In X5gon, we will use the experience of JSI developing scalable mining analytic services on logs. JSI and its spinoff Quintelligence are the developers of QMiner [Quint2012], which is used by New York Times and Bloomberg to analyse web logs, and handles tens of millions of events per day, with one event containing complete description of the visited web page (text, meta-data), user (demographic data) and context (time, user’s location).

5. Progressing state of the art in OER automatic quality assurance

Quick facts:

The quality assurance of OER, although recognized as an essential problem, is not nearly as advanced as it should be; quality assessment corresponds to the issue of being able to filter, recommend, and evaluate educational resources based on their pedagogical value, which is on their capacity of fixing the desired goals or learning outcomes. It should be noted that the issue is not new, but is today still very improperly addressed. It should also be noted that this issue is somehow specific to open education and solutions coming from other open fields do not transfer readily: In open research, quality assessment can follow similar rules as in the general framework: research papers are peer reviewed. There is nevertheless an issue with finding a correct financial model (green Vs gold open).
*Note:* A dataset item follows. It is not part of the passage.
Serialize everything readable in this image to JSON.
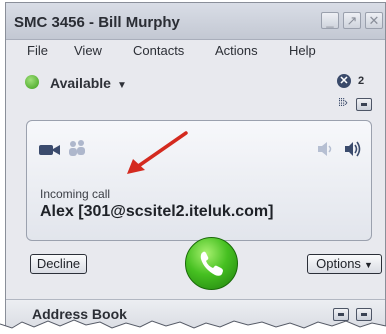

The quantity of open educational resources produced (and to be produced) is immense: yet it is still expected that all the material would be evaluated for quality by human experts. 

Solution:

By providing technology based solutions in which the producing teacher can easily prepare OERs and distribute these without extra effort (for example without having to compile herself complex metadata), the learning teacher is easily able to find the resources she requires, adapted to the course she is preparing, the teachers are able to get a clear view of the quality factors associated to the resources without needing to go through a complex and frustrating refereeing process, by using automatically generated indicators whose correlation with quality is accepted by all, the decision makers and governing bodies are satisfied that the resources available to the teachers and educators is assessed, we firmly believe that we are addressing all 5 barriers.